1. Set a goal. Before you ever launch a campaign, you must be able to clearly articulate your goals, and be confident that you’ve chosen the right ones for your program and larger portfolio’s strategic plan in the short and long-term. If you are unsure that you’re headed in the right direction, or you haven’t set a goal yet, it’s time to get started.
2. Translate that goal into impact. We’ve all given to an annual fund or campaign with a set monetary goal and wondered, “Where is this money going?” Eliminate that uncertainty for your constituents by translating your monetary goal into an expression of impact. Doing so allows for a more seamless integration of personal stories, creates a more compelling ask, and builds trust with your constituents.
3. Create a sticky progress bar. When you launch your page, integrate at least one progress bar that reflects the impact goal you’ve set for the campaign. The “sticky” quality means that the progress bar follows your reader as they navigate down the page, keeping impact (and therefore the ask) top of mind. Also consider adding a “quick donate” or “launch a campaign” button to move with the progress bar (Pencils of Promise does this well.)The “Need Inspiration?” Wheel
For those charity: water supporters with a heart for giving but a limited imagination for “crazy” fundraising feats, the “Need Inspiration?” wheel offers a slot-machine style tool that generates an activity, a twist on that activity, and a fundraising goal. We gave the wheel a spin a few times and generated entertaining concepts such as:
- Shake your booty with a Nicholas Cage photo for every $5 donation;
- Flashmob with a hot dog for every $15 donation; and
- Host a food fight with a loved one if you raise $500
Before you go off to recreate this idea on your campaign page, take a step back, and ask yourself a few questions.
1. Are you running a DIY campaign? If you aren’t, forget this concept – it will just distract from your ask. charity: water is a DIY machine with a heavy activity focus in this area. If you’re managing a walk, run, ride, or already have a cause-related activity in mind, be sure that you’re turning up the volume on your cause and not worrying about competing with a food fight.

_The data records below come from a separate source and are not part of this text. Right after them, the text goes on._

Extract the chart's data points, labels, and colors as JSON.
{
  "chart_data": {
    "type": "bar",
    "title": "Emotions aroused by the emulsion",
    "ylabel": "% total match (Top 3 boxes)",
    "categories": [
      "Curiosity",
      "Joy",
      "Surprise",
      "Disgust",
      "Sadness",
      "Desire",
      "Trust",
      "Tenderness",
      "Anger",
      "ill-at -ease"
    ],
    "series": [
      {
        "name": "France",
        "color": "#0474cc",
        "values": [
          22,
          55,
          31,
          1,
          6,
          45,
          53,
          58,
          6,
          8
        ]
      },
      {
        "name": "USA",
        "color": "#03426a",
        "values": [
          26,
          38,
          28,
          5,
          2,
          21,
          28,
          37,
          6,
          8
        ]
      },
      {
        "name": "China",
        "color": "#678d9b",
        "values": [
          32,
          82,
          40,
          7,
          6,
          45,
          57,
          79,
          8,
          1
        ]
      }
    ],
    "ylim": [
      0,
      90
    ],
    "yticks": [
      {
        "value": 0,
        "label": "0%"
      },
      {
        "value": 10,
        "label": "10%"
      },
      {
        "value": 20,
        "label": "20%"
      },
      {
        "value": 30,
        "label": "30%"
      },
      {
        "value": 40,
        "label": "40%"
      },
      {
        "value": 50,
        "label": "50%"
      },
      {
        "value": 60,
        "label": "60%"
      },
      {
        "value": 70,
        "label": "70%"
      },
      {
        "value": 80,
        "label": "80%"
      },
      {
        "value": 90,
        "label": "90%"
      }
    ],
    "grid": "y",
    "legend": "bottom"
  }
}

2. What activities resonate with your constituents? If you’re running a DIY campaign, there’s no need to provide an interactive wheel with animated features to surface endless ideas. Your constituents know better than anyone which activities are most appealing and accessible, so go to the field to surface real-life examples of successful activities from the past. If you don’t know where to start, or are launching your first campaign, there are tried-and-true activities to use as a starting point: birthday donations, in memorial/tribute giving, and endurance activities, for example.
3. Are you staying true to your brand? The “Need Inspiration?” wheel works for charity: water because being tongue-in-cheek is part of the charity: water brand, and because the fundraisers powering their DIY success are tech-savvy millennials and Gen-Xers. Authenticity is critical to campaign success, so infuse fun, whimsical, or witty elements only to the extent that they complement your existing brand and mission.
With each new #nothingiscrazy campaign or #IceBucketChallenge, the temptation for imitation grows. And with each temptation, our advice will be the same: observe the trends and successes as they unfold, but do not play the imitation game. If you deviate from your target audience’s interests to follow the latest trend, you run the risk of entertaining your constituents with fundraising ideas that are never translated into action. Use the design, storytelling, and activity elements above as a starting point for your next campaign, and you’ll find yourself hitting goal before you can say “Nic Cage!”